What Matters is How Much Software You Successfully Deliver
If you listen to the conversation around AI in software development, you might think we’re entering a golden age of productivity. Developers are generating code at unprecedented rates. Pull requests are multiplying. Features appear to move from idea to implementation in record time. Yet I’m becoming increasingly convinced that many organizations are measuring the wrong thing.
The metric that matters isn’t how many lines of code AI can generate. It’s how much software gets successfully delivered, adopted by users, and translated into business outcomes. That distinction is becoming harder to ignore.
A recent MIT-led analysis found that AI tools dramatically increased coding activity. In some environments, file edits nearly tripled after AI coding assistants were introduced. Yet much of that increased activity disappeared as projects moved through testing, review, deployment, and adoption. The researchers found that while coding output surged, software releases increased by only about 30 percent. Even more striking, many of those additional releases failed to generate meaningful user engagement or business value.
In other words, AI is accelerating code production faster than it’s accelerating value creation.
That finding aligns with what our team at SONATAFY has seen across the industry. Many leadership teams are celebrating activity metrics because they’re easy to measure. They track commits, pull requests, story points, and development velocity. AI makes all of those numbers look better. A developer who once produced ten units of output can now produce twenty.
Code Generation is Not the Problem
The problem is that software development has never been a code-generation problem. It’s about problem-definition, prioritization, customer-adoption, and ultimately business-value. Code is only one step in a much larger chain.
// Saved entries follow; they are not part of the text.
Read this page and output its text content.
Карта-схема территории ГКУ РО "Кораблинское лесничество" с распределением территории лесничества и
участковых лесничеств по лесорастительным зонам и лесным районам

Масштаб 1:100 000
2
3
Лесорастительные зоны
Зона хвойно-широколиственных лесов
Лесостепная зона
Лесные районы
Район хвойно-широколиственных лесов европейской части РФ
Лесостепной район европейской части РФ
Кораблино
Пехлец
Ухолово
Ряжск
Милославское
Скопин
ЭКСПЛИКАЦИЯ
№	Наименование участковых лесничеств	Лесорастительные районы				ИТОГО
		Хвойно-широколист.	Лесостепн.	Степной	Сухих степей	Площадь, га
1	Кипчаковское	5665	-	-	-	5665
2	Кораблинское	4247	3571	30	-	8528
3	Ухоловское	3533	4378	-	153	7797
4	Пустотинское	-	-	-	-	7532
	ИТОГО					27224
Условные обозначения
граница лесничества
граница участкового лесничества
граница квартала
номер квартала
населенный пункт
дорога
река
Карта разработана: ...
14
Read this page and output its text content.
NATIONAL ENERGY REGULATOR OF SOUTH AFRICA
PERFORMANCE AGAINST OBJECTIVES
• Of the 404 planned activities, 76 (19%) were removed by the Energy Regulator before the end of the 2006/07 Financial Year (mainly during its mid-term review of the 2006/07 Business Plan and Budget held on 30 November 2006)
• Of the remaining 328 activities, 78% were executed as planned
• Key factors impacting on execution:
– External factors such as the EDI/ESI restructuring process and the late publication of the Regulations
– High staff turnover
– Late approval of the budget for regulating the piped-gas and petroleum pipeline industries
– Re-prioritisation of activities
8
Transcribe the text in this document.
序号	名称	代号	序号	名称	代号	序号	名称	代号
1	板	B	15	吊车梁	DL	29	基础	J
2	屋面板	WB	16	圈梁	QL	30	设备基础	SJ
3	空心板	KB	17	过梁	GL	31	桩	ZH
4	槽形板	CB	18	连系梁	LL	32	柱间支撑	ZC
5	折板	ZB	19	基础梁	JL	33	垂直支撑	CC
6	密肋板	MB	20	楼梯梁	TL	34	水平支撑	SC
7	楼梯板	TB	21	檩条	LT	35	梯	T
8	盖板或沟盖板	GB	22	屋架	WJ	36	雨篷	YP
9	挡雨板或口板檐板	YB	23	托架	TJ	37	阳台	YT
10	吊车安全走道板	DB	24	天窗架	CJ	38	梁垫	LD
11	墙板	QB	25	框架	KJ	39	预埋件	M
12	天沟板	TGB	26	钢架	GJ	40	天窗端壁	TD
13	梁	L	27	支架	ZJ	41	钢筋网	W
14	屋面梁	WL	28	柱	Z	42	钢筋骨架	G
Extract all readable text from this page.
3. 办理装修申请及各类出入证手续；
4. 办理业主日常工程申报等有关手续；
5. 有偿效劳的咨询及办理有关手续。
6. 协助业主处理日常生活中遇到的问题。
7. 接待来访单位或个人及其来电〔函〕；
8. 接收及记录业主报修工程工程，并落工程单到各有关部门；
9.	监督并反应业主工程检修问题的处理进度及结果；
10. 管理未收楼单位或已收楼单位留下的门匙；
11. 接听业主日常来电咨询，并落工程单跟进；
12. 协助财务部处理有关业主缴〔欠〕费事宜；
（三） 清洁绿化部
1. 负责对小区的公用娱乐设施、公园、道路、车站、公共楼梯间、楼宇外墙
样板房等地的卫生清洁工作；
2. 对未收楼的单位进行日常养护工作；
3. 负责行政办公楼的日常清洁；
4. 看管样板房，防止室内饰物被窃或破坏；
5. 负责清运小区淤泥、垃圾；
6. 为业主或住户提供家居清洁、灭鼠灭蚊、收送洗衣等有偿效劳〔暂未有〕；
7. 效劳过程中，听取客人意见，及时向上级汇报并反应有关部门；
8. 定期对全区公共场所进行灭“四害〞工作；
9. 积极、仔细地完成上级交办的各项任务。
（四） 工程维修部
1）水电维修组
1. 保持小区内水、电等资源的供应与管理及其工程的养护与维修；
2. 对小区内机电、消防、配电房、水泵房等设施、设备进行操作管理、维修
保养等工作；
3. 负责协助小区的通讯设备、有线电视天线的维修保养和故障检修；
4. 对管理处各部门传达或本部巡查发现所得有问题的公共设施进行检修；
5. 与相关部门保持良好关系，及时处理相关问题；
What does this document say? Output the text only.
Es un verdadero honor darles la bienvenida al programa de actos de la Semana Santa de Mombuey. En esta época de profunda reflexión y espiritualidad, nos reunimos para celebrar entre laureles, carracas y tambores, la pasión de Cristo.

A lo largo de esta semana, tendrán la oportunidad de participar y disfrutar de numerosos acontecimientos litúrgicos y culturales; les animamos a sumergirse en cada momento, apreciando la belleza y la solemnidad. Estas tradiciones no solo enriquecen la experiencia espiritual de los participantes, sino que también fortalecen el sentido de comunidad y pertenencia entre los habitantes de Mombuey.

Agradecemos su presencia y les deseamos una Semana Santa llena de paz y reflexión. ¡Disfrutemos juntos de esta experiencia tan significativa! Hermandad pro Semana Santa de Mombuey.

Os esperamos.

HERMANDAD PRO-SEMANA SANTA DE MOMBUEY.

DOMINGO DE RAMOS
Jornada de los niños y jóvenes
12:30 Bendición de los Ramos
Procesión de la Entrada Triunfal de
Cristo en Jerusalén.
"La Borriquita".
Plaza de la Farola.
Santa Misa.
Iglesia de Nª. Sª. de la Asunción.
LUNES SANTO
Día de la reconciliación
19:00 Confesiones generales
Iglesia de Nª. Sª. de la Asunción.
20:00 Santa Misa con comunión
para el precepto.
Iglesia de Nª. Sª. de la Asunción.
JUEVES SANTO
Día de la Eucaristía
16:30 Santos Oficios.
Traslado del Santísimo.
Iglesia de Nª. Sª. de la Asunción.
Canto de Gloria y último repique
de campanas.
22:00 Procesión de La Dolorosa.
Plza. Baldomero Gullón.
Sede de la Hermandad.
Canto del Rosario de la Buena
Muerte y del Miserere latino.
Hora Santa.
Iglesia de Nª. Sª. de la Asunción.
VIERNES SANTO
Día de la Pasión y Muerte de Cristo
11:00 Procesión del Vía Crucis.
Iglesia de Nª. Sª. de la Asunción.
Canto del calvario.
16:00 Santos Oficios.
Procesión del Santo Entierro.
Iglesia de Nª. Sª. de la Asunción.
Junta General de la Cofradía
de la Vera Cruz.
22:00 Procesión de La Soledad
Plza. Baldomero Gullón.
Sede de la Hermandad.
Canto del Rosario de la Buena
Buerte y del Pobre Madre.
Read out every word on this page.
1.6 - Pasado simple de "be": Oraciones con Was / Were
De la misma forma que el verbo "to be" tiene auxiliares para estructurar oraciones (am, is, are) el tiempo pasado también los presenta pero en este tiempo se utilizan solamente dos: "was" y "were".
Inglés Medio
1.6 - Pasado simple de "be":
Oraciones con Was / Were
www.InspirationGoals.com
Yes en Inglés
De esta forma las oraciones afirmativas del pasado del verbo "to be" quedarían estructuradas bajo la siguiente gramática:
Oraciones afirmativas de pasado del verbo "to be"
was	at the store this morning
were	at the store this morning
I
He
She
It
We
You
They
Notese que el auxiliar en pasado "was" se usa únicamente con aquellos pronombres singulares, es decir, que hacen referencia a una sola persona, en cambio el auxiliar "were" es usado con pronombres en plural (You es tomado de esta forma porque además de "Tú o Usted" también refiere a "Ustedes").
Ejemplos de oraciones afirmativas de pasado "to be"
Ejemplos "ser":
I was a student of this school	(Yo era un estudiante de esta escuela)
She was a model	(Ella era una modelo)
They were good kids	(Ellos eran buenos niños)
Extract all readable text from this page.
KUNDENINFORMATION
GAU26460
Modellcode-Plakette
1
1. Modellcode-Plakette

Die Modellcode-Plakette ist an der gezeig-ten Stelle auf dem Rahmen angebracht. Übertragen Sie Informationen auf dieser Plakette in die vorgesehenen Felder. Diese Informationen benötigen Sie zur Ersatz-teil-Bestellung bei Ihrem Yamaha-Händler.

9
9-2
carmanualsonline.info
Imagine a construction company measuring success by the number of bricks delivered to a job site. If the building is never completed, nobody would call that productive. Yet that’s effectively what many organizations are doing with AI-generated code. The danger is that AI creates an illusion of progress. When executives see development activity rising, they naturally assume more value is being created. The dashboards look impressive. The engineering organization appears more productive. Teams are shipping more artifacts into repositories.
Yet customers don’t buy code. Customers buy solutions. A feature that nobody uses has exactly the same business value whether it required ten lines of code or ten thousand.
That’s why some of the latest research on AI productivity is so important. Another study conducted by the research organization METR found that experienced developers working on familiar codebases actually took longer to complete tasks when using AI coding tools. Even more surprising, developers believed they were becoming more productive when the measured results showed the opposite.
That finding highlights a broader challenge. AI can make work feel faster because it reduces the effort required to generate output. However, software engineering involves much more than generation. Developers still need to review code, validate assumptions, test integrations, resolve edge cases, address security concerns, and maintain the resulting systems. As AI-generated code volumes increase, so does the burden of verification.
Organizations that focus solely on code output risk creating what I call synthetic productivity. Activity rises. Repositories grow. Dashboards improve. Yet the underlying business outcomes remain unchanged. The better question isn’t how much code AI generated. The better question is what value that code created.
The companies that benefit most from AI won’t be the ones generating the most code. They’ll be the ones that become disciplined about connecting software development to measurable outcomes. AI has given us the ability to manufacture code at industrial scale. That’s a remarkable achievement. The challenge now is ensuring we don’t confuse production with progress.
History is filled with examples of organizations that optimized the wrong metric. Factories produced inventory nobody wanted. Sales teams generated leads that never converted. Marketing departments celebrated clicks that never became customers. Software development is facing a similar moment.